Hat on Hook
Artist: Tatiana Kronberg | Curator: Summer Guthery
February 14th, 2014 – March 2nd, 2014
Trained as a photographer, Tatiana Kronberg is interested in the negative space that surrounds the objects as well as the positive form that space implies when the thing itself is absent. For Kronberg the entire space around an object, and the light and shadow that it reflects is of prime concern as the unrepresentable, that is, desire. Looking at photographs of luxury objects presented for sale, as well as mirrored display cases for similar products, Kronberg finds the transformative power of presentation inspiring; she wants the empty box, not the necklace. Her focus on the display mechanisms for objects (shelves at closing time, empty chocolate box inserts, velvet-lined jewelry cases) questions the nature of desire. Kronberg locates a structure in these presentation devices that, when reproduced, act similar to a photograph by their continuously poignant registration of absence/nonexistence/lack. By making photographs and sculptures of these hollow spaces themselves, she formalizes the abstract space of desire.
About the artist
Tatiana Kronberg was born in St. Petersburg, Russia and lives and works in Brooklyn, NY. Her work has been exhibited in group shows in New York at the Rochester Contemporary Art Center; Bull and Ram Gallery; Family Business Gallery; Socrates Sculpture Park; 179 Canal Street; and Artists Space. She received her MFA from the ICP-Bard program in Advanced Photographic Studies (2006) and a BA from New York University (1998).
About Hat On Hook
Hat On Hook is a 6′ x 8′ gallery located within Disjecta that is dedicated to showing single objects at a time in a looser timeframe than the main galleries.

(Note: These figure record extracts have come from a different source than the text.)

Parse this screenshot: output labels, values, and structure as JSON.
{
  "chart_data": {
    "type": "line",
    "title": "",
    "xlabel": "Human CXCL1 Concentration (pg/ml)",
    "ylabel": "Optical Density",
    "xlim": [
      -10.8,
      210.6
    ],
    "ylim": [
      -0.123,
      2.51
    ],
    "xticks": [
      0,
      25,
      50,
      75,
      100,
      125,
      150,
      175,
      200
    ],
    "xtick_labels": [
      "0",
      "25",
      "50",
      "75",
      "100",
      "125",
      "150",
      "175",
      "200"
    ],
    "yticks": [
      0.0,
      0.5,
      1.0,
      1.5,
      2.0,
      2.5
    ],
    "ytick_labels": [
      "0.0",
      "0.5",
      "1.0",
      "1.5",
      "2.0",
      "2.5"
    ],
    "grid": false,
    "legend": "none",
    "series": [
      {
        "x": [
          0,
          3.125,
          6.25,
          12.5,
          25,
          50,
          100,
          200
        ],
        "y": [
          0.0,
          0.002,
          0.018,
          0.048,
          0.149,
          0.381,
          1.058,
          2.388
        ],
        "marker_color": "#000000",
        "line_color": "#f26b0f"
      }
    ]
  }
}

These works will range from contemporary objects and art video to archival items. The intention of the space is to allow for a complication, expansion, rebuttal or insight into ideas running through the larger exhibitions – although sometimes they will exist completely independently. Many of the objects were chosen based on their need for a more intimate, closer viewing that would be impossible in a group or larger exhibition. The title of the room comes from it being the size of a closet, a place where a resident curator can hang her hat and the act of exposing your head.